SPDX, or SPDX Lite, documents could seemingly be embedded into a binary by a producer and detected by scanning tools. Some possible drawbacks:
- SPDX documents must contain the date of creation of the document. For this to co-exist with reproducible builds creators of tools to embed SPDX into binaries would need to consider options at reproducible-builds.org/de/docs/timestamps/
- The SPDX document couldn't meaningfully contain a checksum of the binary itself
- Increase in binary size. rust-audit compresses dependency info using zlib, which SPDX could also allow
Are there any reasons that would make SPDX/SPDX Lite an unsuitable format for this use case?
Hi @tofay, good thoughts and good questions. I think this is interesting, and tend to agree that items 1 and particularly 2 from your list are likely to be the major drawbacks to an approach of embedding the document directly in the binary itself.
This may not be directly on point, but two prior discussions that might be of interest to you is at https://github.com/spdx/spdx-spec/issues/439 and https://github.com/spdx/spdx-spec/issues/502. These were about the idea of having a sort of proto-manifest (and in the case of #502 at least, something lighter than SPDX-Lite) in a project or code repo, which could then in theory be auto-generated into a full SPDX document for a recipient of the code.
I don't think this directly answers the question you're thinking about, but the discussions in those threads might be relevant as you're thinking about this (even though I believe both of those were idea threads that haven't yet been agreed-upon or fully baked).
Those linked issues are interesting, thanks. #439 overlaps in particular points desire to standardize the attachment of an SPDX document to a "package" (in that case a directory). I don't think this use case needs a new sub-format though.
Could the spdx-spec have a new appendix for attaching/embedding scenarios?

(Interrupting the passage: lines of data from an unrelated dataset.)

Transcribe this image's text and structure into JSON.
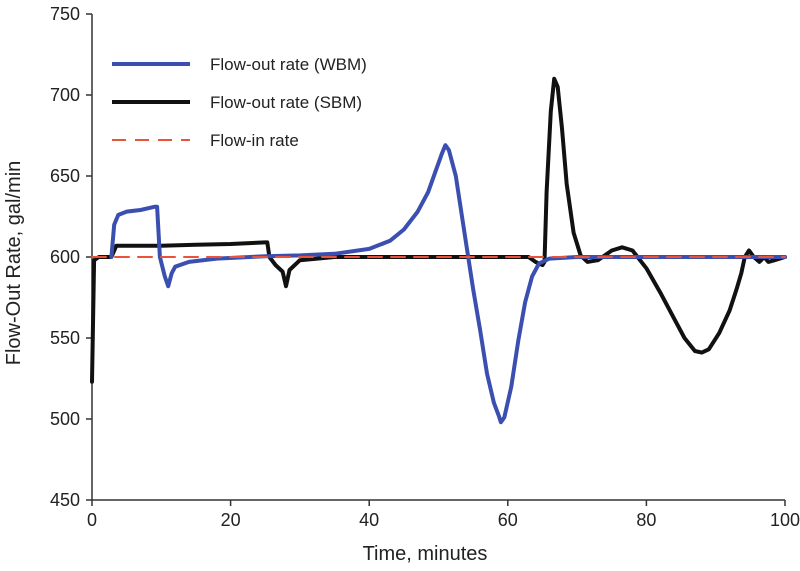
{
  "chart_data": {
    "type": "line",
    "title": "",
    "xlabel": "Time, minutes",
    "ylabel": "Flow-Out Rate, gal/min",
    "xlim": [
      0,
      100
    ],
    "ylim": [
      450,
      750
    ],
    "x_ticks": [
      0,
      20,
      40,
      60,
      80,
      100
    ],
    "y_ticks": [
      450,
      500,
      550,
      600,
      650,
      700,
      750
    ],
    "grid": false,
    "legend_position": "top-left",
    "series": [
      {
        "name": "Flow-out rate (WBM)",
        "color": "#3b4fb0",
        "style": "solid",
        "points": [
          [
            2.8,
            600
          ],
          [
            3.2,
            620
          ],
          [
            3.8,
            626
          ],
          [
            5,
            628
          ],
          [
            7,
            629
          ],
          [
            9,
            631
          ],
          [
            9.4,
            631
          ],
          [
            9.8,
            600
          ],
          [
            10.5,
            588
          ],
          [
            11,
            582
          ],
          [
            11.5,
            590
          ],
          [
            12,
            594
          ],
          [
            14,
            597
          ],
          [
            18,
            599
          ],
          [
            25,
            600.5
          ],
          [
            30,
            601
          ],
          [
            35,
            602
          ],
          [
            40,
            605
          ],
          [
            43,
            610
          ],
          [
            45,
            617
          ],
          [
            47,
            628
          ],
          [
            48.5,
            640
          ],
          [
            49.5,
            652
          ],
          [
            50.5,
            664
          ],
          [
            51,
            669
          ],
          [
            51.5,
            666
          ],
          [
            52.5,
            650
          ],
          [
            54,
            608
          ],
          [
            55,
            580
          ],
          [
            56,
            555
          ],
          [
            57,
            528
          ],
          [
            58,
            510
          ],
          [
            58.7,
            502
          ],
          [
            59,
            498
          ],
          [
            59.5,
            501
          ],
          [
            60.5,
            520
          ],
          [
            61.5,
            548
          ],
          [
            62.5,
            572
          ],
          [
            63.5,
            588
          ],
          [
            64.5,
            596
          ],
          [
            66,
            599
          ],
          [
            70,
            600
          ],
          [
            80,
            600
          ],
          [
            100,
            600
          ]
        ]
      },
      {
        "name": "Flow-out rate (SBM)",
        "color": "#111111",
        "style": "solid",
        "points": [
          [
            0,
            523
          ],
          [
            0.3,
            598
          ],
          [
            1,
            600
          ],
          [
            2.8,
            600
          ],
          [
            3.5,
            607
          ],
          [
            5,
            607
          ],
          [
            10,
            607
          ],
          [
            15,
            607.5
          ],
          [
            20,
            608
          ],
          [
            25,
            609
          ],
          [
            25.3,
            609
          ],
          [
            25.6,
            600
          ],
          [
            26.5,
            595
          ],
          [
            27.5,
            591
          ],
          [
            28,
            582
          ],
          [
            28.5,
            592
          ],
          [
            30,
            598
          ],
          [
            35,
            600
          ],
          [
            40,
            600
          ],
          [
            50,
            600
          ],
          [
            60,
            600
          ],
          [
            63,
            600
          ],
          [
            64,
            597
          ],
          [
            65,
            595
          ],
          [
            65.3,
            597
          ],
          [
            65.6,
            640
          ],
          [
            66.2,
            690
          ],
          [
            66.7,
            710
          ],
          [
            67.2,
            705
          ],
          [
            67.8,
            680
          ],
          [
            68.5,
            645
          ],
          [
            69.5,
            615
          ],
          [
            70.5,
            601
          ],
          [
            71.5,
            597
          ],
          [
            73,
            598
          ],
          [
            75,
            604
          ],
          [
            76.5,
            606
          ],
          [
            78,
            604
          ],
          [
            80,
            593
          ],
          [
            82,
            578
          ],
          [
            84,
            562
          ],
          [
            85.5,
            550
          ],
          [
            87,
            542
          ],
          [
            88,
            541
          ],
          [
            89,
            543
          ],
          [
            90.5,
            553
          ],
          [
            92,
            567
          ],
          [
            93,
            580
          ],
          [
            93.7,
            590
          ],
          [
            94.2,
            600
          ],
          [
            94.8,
            604
          ],
          [
            95.5,
            600
          ],
          [
            96.3,
            597
          ],
          [
            97,
            600
          ],
          [
            97.6,
            597
          ],
          [
            98.5,
            598
          ],
          [
            100,
            600
          ]
        ]
      },
      {
        "name": "Flow-in rate",
        "color": "#e8533a",
        "style": "dashed",
        "points": [
          [
            0,
            600
          ],
          [
            100,
            600
          ]
        ]
      }
    ]
  }
}
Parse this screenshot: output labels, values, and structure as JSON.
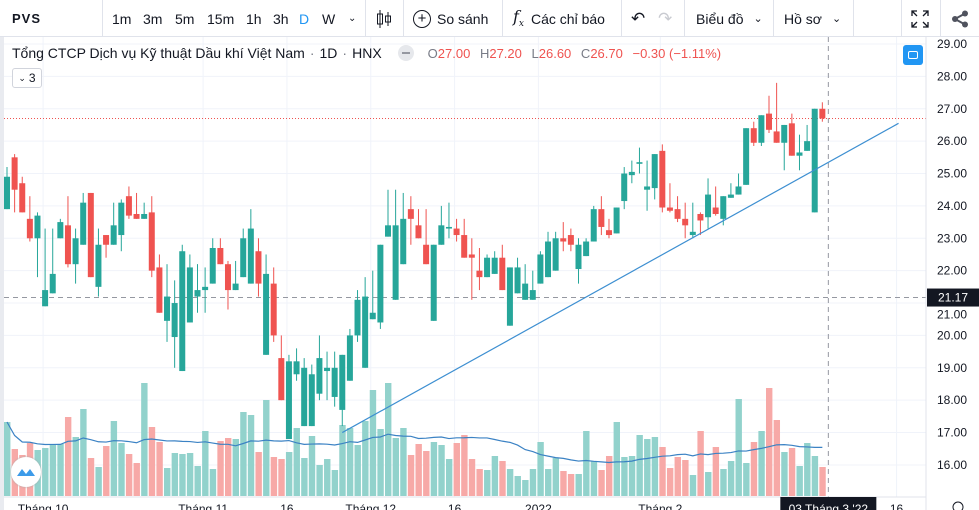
{
  "toolbar": {
    "symbol": "PVS",
    "intervals": [
      "1m",
      "3m",
      "5m",
      "15m",
      "1h",
      "3h",
      "D",
      "W"
    ],
    "active_interval": "D",
    "compare_label": "So sánh",
    "indicators_label": "Các chỉ báo",
    "chart_label": "Biểu đồ",
    "profile_label": "Hồ sơ"
  },
  "legend": {
    "title": "Tổng CTCP Dịch vụ Kỹ thuật Dầu khí Việt Nam",
    "sep": "·",
    "interval": "1D",
    "exchange": "HNX",
    "o_label": "O",
    "o": "27.00",
    "h_label": "H",
    "h": "27.20",
    "l_label": "L",
    "l": "26.60",
    "c_label": "C",
    "c": "26.70",
    "change": "−0.30 (−1.11%)",
    "indicators_count": "3"
  },
  "colors": {
    "up": "#26a69a",
    "down": "#ef5350",
    "up_vol": "#92d2cc",
    "down_vol": "#f7a9a7",
    "accent": "#2196f3",
    "trendline": "#3d8fd1",
    "vol_ma": "#3b82c4"
  },
  "price_axis": {
    "ticks": [
      "29.00",
      "28.00",
      "27.00",
      "26.00",
      "25.00",
      "24.00",
      "23.00",
      "22.00",
      "21.00",
      "20.00",
      "19.00",
      "18.00",
      "17.00",
      "16.00"
    ],
    "crosshair_price": "21.17"
  },
  "time_axis": {
    "ticks": [
      {
        "label": "Tháng 10",
        "i": 5
      },
      {
        "label": "Tháng 11",
        "i": 26
      },
      {
        "label": "16",
        "i": 37
      },
      {
        "label": "Tháng 12",
        "i": 48
      },
      {
        "label": "16",
        "i": 59
      },
      {
        "label": "2022",
        "i": 70
      },
      {
        "label": "Tháng 2",
        "i": 86
      },
      {
        "label": "16",
        "i": 117
      }
    ],
    "crosshair_date": "03 Tháng 3 '22"
  },
  "chart_data": {
    "type": "candlestick",
    "symbol": "PVS",
    "interval": "1D",
    "last_price": 26.7,
    "crosshair_price": 21.17,
    "ylim": [
      15.3,
      29.4
    ],
    "ohlc": [
      [
        23.9,
        25.2,
        23.9,
        24.9
      ],
      [
        25.5,
        25.6,
        23.8,
        24.5
      ],
      [
        24.7,
        24.9,
        23.8,
        23.8
      ],
      [
        23.6,
        24.3,
        22.9,
        23.0
      ],
      [
        23.0,
        23.8,
        21.8,
        23.7
      ],
      [
        20.9,
        23.3,
        20.9,
        21.4
      ],
      [
        21.3,
        23.3,
        21.3,
        21.9
      ],
      [
        23.0,
        23.6,
        23.0,
        23.5
      ],
      [
        23.4,
        24.3,
        22.1,
        22.2
      ],
      [
        22.2,
        23.3,
        21.6,
        23.0
      ],
      [
        22.8,
        24.4,
        22.8,
        24.1
      ],
      [
        24.4,
        24.4,
        21.8,
        21.8
      ],
      [
        21.5,
        23.3,
        21.2,
        22.8
      ],
      [
        23.1,
        23.1,
        22.4,
        22.8
      ],
      [
        22.8,
        24.1,
        22.8,
        23.4
      ],
      [
        23.1,
        24.2,
        22.6,
        24.1
      ],
      [
        24.3,
        24.6,
        23.6,
        23.7
      ],
      [
        23.75,
        24.4,
        23.6,
        23.6
      ],
      [
        23.6,
        24.1,
        23.6,
        23.75
      ],
      [
        23.8,
        24.3,
        21.8,
        22.0
      ],
      [
        22.1,
        22.5,
        20.7,
        20.7
      ],
      [
        20.45,
        22.2,
        19.8,
        21.2
      ],
      [
        19.95,
        21.7,
        19.0,
        21.0
      ],
      [
        18.9,
        22.8,
        18.9,
        22.6
      ],
      [
        20.4,
        22.5,
        20.4,
        22.1
      ],
      [
        21.2,
        22.2,
        20.7,
        21.4
      ],
      [
        21.4,
        22.1,
        20.7,
        21.5
      ],
      [
        21.6,
        23.0,
        21.6,
        22.7
      ],
      [
        22.7,
        23.0,
        22.2,
        22.2
      ],
      [
        22.2,
        22.3,
        20.8,
        21.4
      ],
      [
        21.4,
        22.3,
        21.4,
        21.6
      ],
      [
        21.8,
        23.3,
        21.8,
        23.0
      ],
      [
        21.6,
        23.9,
        21.6,
        23.3
      ],
      [
        22.6,
        23.0,
        21.2,
        21.6
      ],
      [
        19.4,
        22.5,
        19.4,
        21.9
      ],
      [
        21.6,
        22.1,
        19.8,
        20.0
      ],
      [
        19.3,
        20.0,
        18.0,
        18.0
      ],
      [
        16.8,
        19.4,
        16.8,
        19.2
      ],
      [
        18.8,
        19.6,
        18.6,
        19.2
      ],
      [
        17.2,
        19.3,
        17.2,
        19.0
      ],
      [
        17.2,
        19.1,
        17.2,
        18.8
      ],
      [
        18.2,
        20.0,
        18.0,
        19.3
      ],
      [
        18.9,
        19.5,
        18.0,
        19.0
      ],
      [
        18.1,
        19.5,
        17.8,
        19.0
      ],
      [
        17.7,
        19.4,
        17.2,
        19.4
      ],
      [
        18.6,
        20.2,
        18.6,
        20.0
      ],
      [
        20.0,
        21.4,
        19.8,
        21.1
      ],
      [
        19.0,
        21.8,
        19.0,
        21.2
      ],
      [
        20.5,
        22.0,
        20.5,
        20.7
      ],
      [
        20.4,
        22.8,
        20.2,
        22.8
      ],
      [
        23.05,
        24.5,
        23.05,
        23.4
      ],
      [
        21.1,
        24.5,
        21.1,
        23.4
      ],
      [
        22.2,
        24.4,
        22.2,
        23.6
      ],
      [
        23.9,
        24.3,
        22.8,
        23.6
      ],
      [
        23.4,
        23.9,
        23.0,
        23.0
      ],
      [
        22.8,
        23.9,
        22.2,
        22.2
      ],
      [
        20.45,
        22.8,
        20.45,
        22.8
      ],
      [
        22.8,
        24.0,
        22.8,
        23.4
      ],
      [
        23.3,
        24.1,
        23.0,
        23.35
      ],
      [
        23.3,
        23.6,
        22.9,
        23.1
      ],
      [
        23.1,
        23.6,
        22.4,
        22.4
      ],
      [
        22.5,
        23.0,
        21.1,
        22.4
      ],
      [
        22.0,
        22.7,
        21.4,
        21.8
      ],
      [
        21.8,
        22.5,
        21.8,
        22.4
      ],
      [
        21.9,
        22.6,
        21.9,
        22.4
      ],
      [
        22.4,
        22.8,
        21.4,
        21.4
      ],
      [
        20.3,
        22.1,
        20.3,
        22.1
      ],
      [
        21.3,
        22.4,
        21.3,
        22.1
      ],
      [
        21.1,
        22.2,
        21.1,
        21.6
      ],
      [
        21.1,
        22.0,
        21.1,
        21.4
      ],
      [
        21.6,
        22.6,
        21.6,
        22.5
      ],
      [
        21.8,
        23.2,
        21.8,
        22.9
      ],
      [
        22.0,
        23.2,
        22.0,
        23.0
      ],
      [
        23.0,
        23.5,
        22.6,
        22.9
      ],
      [
        23.1,
        23.3,
        22.6,
        22.8
      ],
      [
        22.05,
        23.0,
        21.6,
        22.8
      ],
      [
        22.45,
        23.0,
        22.45,
        22.9
      ],
      [
        22.9,
        24.0,
        22.9,
        23.9
      ],
      [
        23.9,
        24.3,
        23.1,
        23.35
      ],
      [
        23.25,
        23.6,
        23.0,
        23.1
      ],
      [
        23.15,
        23.95,
        23.15,
        23.95
      ],
      [
        24.15,
        25.2,
        23.9,
        25.0
      ],
      [
        24.95,
        25.4,
        24.7,
        25.05
      ],
      [
        25.3,
        25.8,
        25.0,
        25.35
      ],
      [
        24.5,
        25.4,
        23.85,
        24.6
      ],
      [
        24.55,
        25.6,
        24.2,
        25.6
      ],
      [
        25.7,
        25.9,
        23.8,
        23.95
      ],
      [
        23.95,
        24.7,
        23.8,
        23.85
      ],
      [
        23.9,
        24.3,
        23.5,
        23.6
      ],
      [
        23.6,
        24.1,
        23.0,
        23.4
      ],
      [
        23.1,
        24.1,
        23.0,
        23.2
      ],
      [
        23.75,
        23.8,
        23.1,
        23.55
      ],
      [
        23.65,
        24.85,
        23.3,
        24.35
      ],
      [
        23.95,
        24.6,
        23.7,
        23.75
      ],
      [
        23.6,
        24.3,
        23.4,
        24.3
      ],
      [
        24.25,
        24.7,
        24.25,
        24.35
      ],
      [
        24.35,
        25.0,
        24.35,
        24.6
      ],
      [
        24.65,
        26.4,
        24.65,
        26.4
      ],
      [
        26.4,
        26.6,
        25.85,
        25.95
      ],
      [
        25.95,
        26.8,
        25.85,
        26.8
      ],
      [
        26.85,
        27.4,
        26.25,
        26.35
      ],
      [
        26.3,
        27.8,
        25.95,
        25.95
      ],
      [
        25.95,
        26.5,
        25.1,
        26.5
      ],
      [
        26.55,
        26.85,
        25.55,
        25.55
      ],
      [
        25.55,
        26.2,
        25.1,
        25.65
      ],
      [
        25.7,
        26.5,
        25.7,
        26.0
      ],
      [
        23.8,
        27.0,
        23.8,
        27.0
      ],
      [
        27.0,
        27.2,
        26.6,
        26.7
      ]
    ],
    "volume_relative": [
      74,
      47,
      41,
      53,
      46,
      48,
      52,
      52,
      79,
      59,
      87,
      38,
      29,
      50,
      75,
      53,
      42,
      33,
      113,
      69,
      54,
      28,
      43,
      42,
      43,
      30,
      65,
      27,
      55,
      58,
      57,
      84,
      81,
      44,
      96,
      39,
      37,
      44,
      68,
      38,
      60,
      31,
      37,
      26,
      71,
      68,
      51,
      75,
      106,
      67,
      113,
      58,
      68,
      41,
      52,
      45,
      54,
      51,
      37,
      53,
      61,
      37,
      27,
      26,
      40,
      35,
      27,
      20,
      16,
      27,
      54,
      27,
      38,
      25,
      22,
      22,
      65,
      35,
      26,
      40,
      74,
      39,
      40,
      61,
      57,
      59,
      49,
      28,
      39,
      36,
      21,
      65,
      24,
      49,
      27,
      35,
      97,
      33,
      54,
      65,
      108,
      76,
      44,
      48,
      30,
      53,
      40,
      29
    ],
    "volume_ma_period": 20,
    "trendline": {
      "from": {
        "i": 44,
        "price": 17.0
      },
      "to": {
        "i": 117,
        "price": 26.55
      }
    }
  }
}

That would enable scanning tools to look in specific locations.
Relatedly, I also saw that some IANA types are registered for SPDX which can be used to attach SBOMs to OCI artifacts.
### Sample appendix
SPDX Documents may be embedded into or attached to artifacts.
ELF files and Portable Executables: Embed SBOM document into a section named one of:
- `.spdx`
- `.spdx.yaml`
- `.spdx.json`
depending on the format of the document.
<discuss caveats like reproducibility/checksum of binary itself>
OCI artifacts: When SBOMs are attached as ORAS Artifacts to an OCI artifact, the following [artifact type](https://github.com/oras-project/artifacts-spec/blob/main/artifact-manifest.md#oras-artifact-manifest-properties)) should be used
- [application/spdx+json](https://www.iana.org/assignments/media-types/application/spdx+json) for SPDX documents in JSON format
- [text/spdx](https://www.iana.org/assignments/media-types/text/spdx) for SPDX documents in key value format
Some other concerns:
- PE section names can be maximum 8 characters in length
- compression data (native compression could be used for ELF)
Moving to SPDX 3.1 for consideration.